Looking forward, the identity of allyl alcohol keeps shifting. Its role in traditional industry remains solid, tied to longstanding relationships with polymers and resins. Yet whispers around benchwork and research meetings point to new uses. Biomedical teams investigate its reactivity for custom hydrogels and drug delivery systems, hoping to harness its versatility for targeted treatments. Environmental scientists investigate routes that deliver the same performance but ease concerns over persistence and toxicity.
Industry players keep an eye out for regulatory changes and breakthroughs in synthetic biology that might deliver “drop-in” substitutes. No matter what emerges, the demand for molecules that serve as bridges between simple feedstocks and high-value materials will endure. Experience tells me that adaptation and openness to new processing techniques define who thrives amid shifting landscapes.

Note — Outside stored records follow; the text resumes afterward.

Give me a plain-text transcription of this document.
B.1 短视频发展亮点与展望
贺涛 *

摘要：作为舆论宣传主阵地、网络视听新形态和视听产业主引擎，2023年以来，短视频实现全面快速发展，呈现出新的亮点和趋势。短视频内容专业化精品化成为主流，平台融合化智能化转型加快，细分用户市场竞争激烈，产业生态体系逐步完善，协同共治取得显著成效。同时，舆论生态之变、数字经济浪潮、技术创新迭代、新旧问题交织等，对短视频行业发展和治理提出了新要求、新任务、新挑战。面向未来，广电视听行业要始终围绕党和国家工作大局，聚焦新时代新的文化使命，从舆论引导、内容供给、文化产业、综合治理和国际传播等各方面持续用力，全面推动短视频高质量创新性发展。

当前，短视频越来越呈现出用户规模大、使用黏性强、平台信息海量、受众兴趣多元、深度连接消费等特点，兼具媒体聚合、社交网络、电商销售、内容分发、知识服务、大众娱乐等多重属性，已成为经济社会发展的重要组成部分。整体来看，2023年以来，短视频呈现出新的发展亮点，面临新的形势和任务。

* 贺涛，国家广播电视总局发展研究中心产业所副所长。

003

The dialogue around allyl alcohol—its risks, rewards, and replacements—serves as a microcosm of broader debates in the chemical sector. No one-size-fits-all answer exists, and the search for balance draws on knowledge amassed in labs, on factory floors, and inside regulatory offices alike. Staying informed, listening to all voices, and treating science as a living discipline makes for better outcomes, safer workplaces, and stronger products.
Walk through a bustling factory or step inside a research lab, and the story of allyl alcohol unfolds in real time. Its differences from other chemicals stem from intrinsic reactivity and a proven track record inside complex supply chains. Handling and safety require real-world knowledge and undivided attention, and environmental responsibilities shape how producers act today and plan for tomorrow. The conversation no longer centers only on technical details, but on the full spectrum of impacts—social, economic, and environmental—that come with every bottle shipped and every batch produced.

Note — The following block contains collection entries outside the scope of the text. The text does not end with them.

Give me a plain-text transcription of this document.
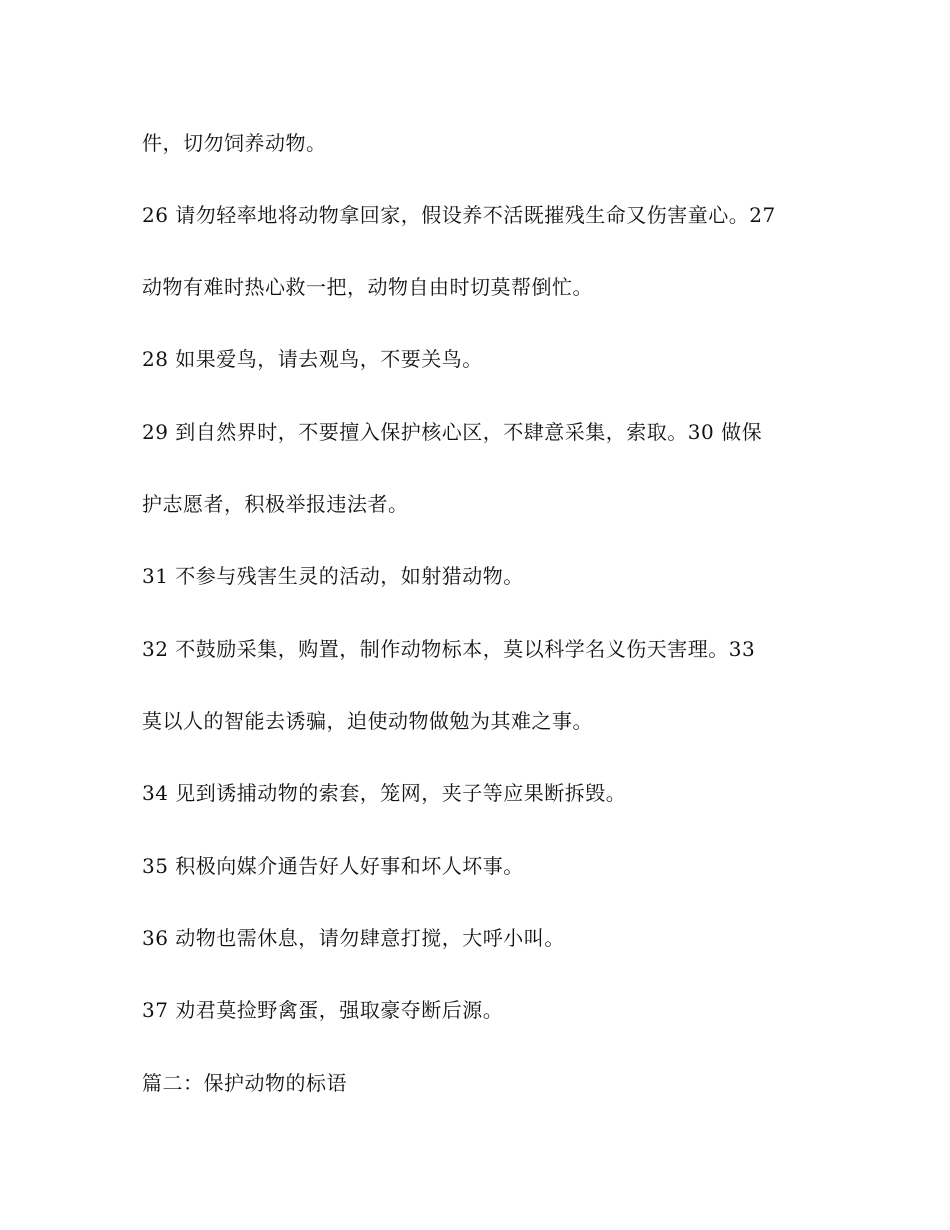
件，切勿饲养动物。
26 请勿轻率地将动物拿回家，假设养不活既摧残生命又伤害童心。27
动物有难时热心救一把，动物自由时切莫帮倒忙。
28 如果爱鸟，请去观鸟，不要关鸟。
29 到自然界时，不要擅入保护核心区，不肆意采集，索取。30 做保
护志愿者，积极举报违法者。
31 不参与残害生灵的活动，如射猎动物。
32 不鼓励采集，购置，制作动物标本，莫以科学名义伤天害理。33
莫以人的智能去诱骗，迫使动物做勉为其难之事。
34 见到诱捕动物的索套，笼网，夹子等应果断拆毁。
35 积极向媒介通告好人好事和坏人坏事。
36 动物也需休息，请勿肆意打搅，大呼小叫。
37 劝君莫捡野禽蛋，强取豪夺断后源。
篇二：保护动物的标语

In a landscape where innovation and accountability keep driving change, allyl alcohol charts a steady course by delivering qualities that others struggle to match. Users recognize both its strengths and challenges, and the path forward involves commitment across the board—from workers adjusting safety drills to researchers asking hard questions about the next leap forward. The way we produce, use, and think about this compound tells a larger story about industry’s shared responsibilities and opportunities for growth.